Meses de Mar
De dentro do ônibus, deixava para trás a cidade portuária, onde trabalhava. Ainda estava de uniforme, além de não ter havido tempo para trocar, gostava de usá-lo.Quando avistou da janela uma das estátuas da praça, lembrou-se de que não sabia mais o nome dela, e também da época em que escrevia versos. Lembrou-se daquele tempo, em que não corria contra o tempo, mas sim, era impulsionado por ele. Quando tinha pleno domínio do tempo em suas mãos, entre seus dedos finos.

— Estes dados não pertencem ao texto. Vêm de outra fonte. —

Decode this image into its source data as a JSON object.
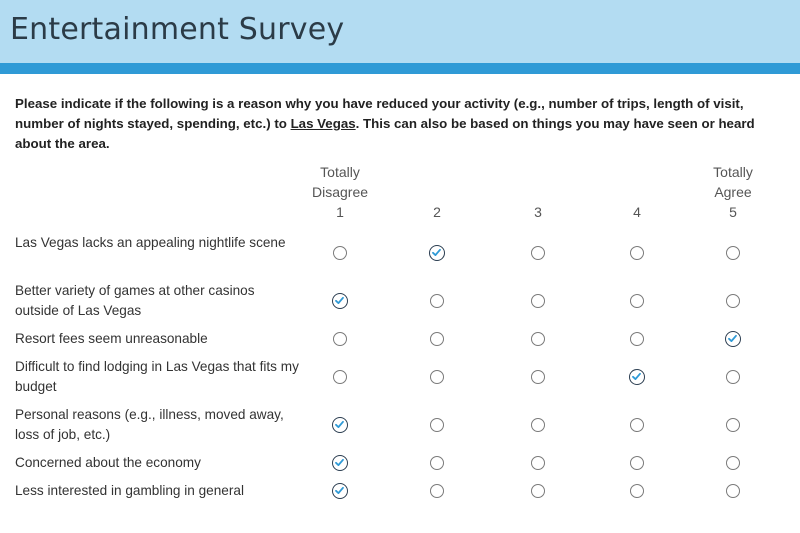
{
  "header": {
    "title": "Entertainment Survey"
  },
  "question": {
    "text_before": "Please indicate if the following is a reason why you have reduced your activity (e.g., number of trips, length of visit, number of nights stayed, spending, etc.) to ",
    "underlined": "Las Vegas",
    "text_after": ".  This can also be based on things you may have seen or heard about the area."
  },
  "scale": [
    {
      "top": "Totally",
      "mid": "Disagree",
      "num": "1"
    },
    {
      "top": "",
      "mid": "",
      "num": "2"
    },
    {
      "top": "",
      "mid": "",
      "num": "3"
    },
    {
      "top": "",
      "mid": "",
      "num": "4"
    },
    {
      "top": "Totally",
      "mid": "Agree",
      "num": "5"
    }
  ],
  "rows": [
    {
      "label": "Las Vegas lacks an appealing nightlife scene",
      "selected": 2
    },
    {
      "label": "Better variety of games at other casinos outside of Las Vegas",
      "selected": 1
    },
    {
      "label": "Resort fees seem unreasonable",
      "selected": 5
    },
    {
      "label": "Difficult to find lodging in Las Vegas that fits my budget",
      "selected": 4
    },
    {
      "label": "Personal reasons (e.g., illness, moved away, loss of job, etc.)",
      "selected": 1
    },
    {
      "label": "Concerned about the economy",
      "selected": 1
    },
    {
      "label": "Less interested in gambling in general",
      "selected": 1
    }
  ]
}
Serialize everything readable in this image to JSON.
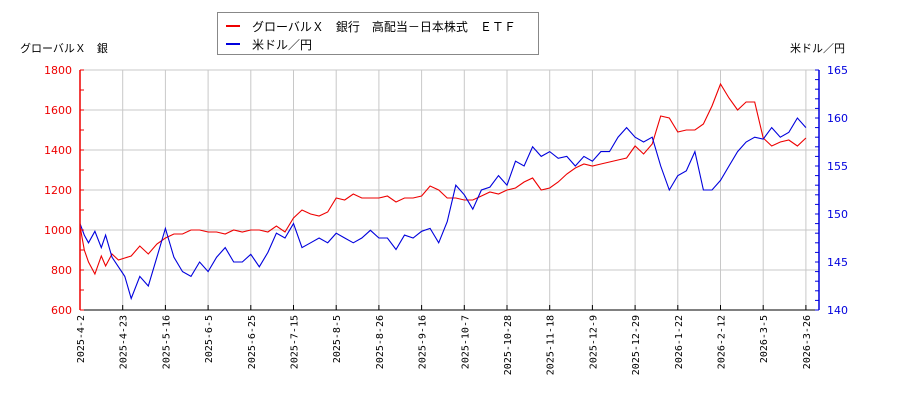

E mais de dois terços da viagem já haviam passado, quando pensou em tirar caneta e papel da mala para denotar alguns versos. Mas, avenida reta e uniforme confirmava a sua constância, e de repente notou que perdera a espontaneidade e alegria da infância. Não lhe custaria muita energia, nem muito dinheiro, pegar o necessário para organizar suas feições e pensamentos num papel. E chamaria depois, então, aquelas letras e versos, de “poesia”, e poeta novamente seria.
O certo é que seu coração quase se rompia de saudade. Estes três meses de mar o fizeram enjoar daquela imensidão. Fazia de tempos em tempos estas viagens, e apesar de todas terem a mesma duração, esta última pareceu-lhe longa demais. Sempre gostou do mar, mas detestava ir a praia, sua sede era realmente ir para o alto mar. Gostava mesmo era de ir ao cais e sentir o vento úmido noturno a arrepiar seu corpo magro, o que sempre dizia em seus versos, os mesmos que o tempo lhe tirou.
Olhou então que já chegava ao destino, de volta a sua casa. Surpreendeu-se então, na entrada, uma igreja evangélica nova do bairro, o qual lhe parecia desconhecido. Desde o embarque pensou em sua esposa. Sua ânsia de vê-la, sua querência de tê-la, o fizeram muito infantil. Estando assim, esperançoso, como quando olhava o mar pensando em seu futuro, com as lágrimas retidas em seus olhos castanhos.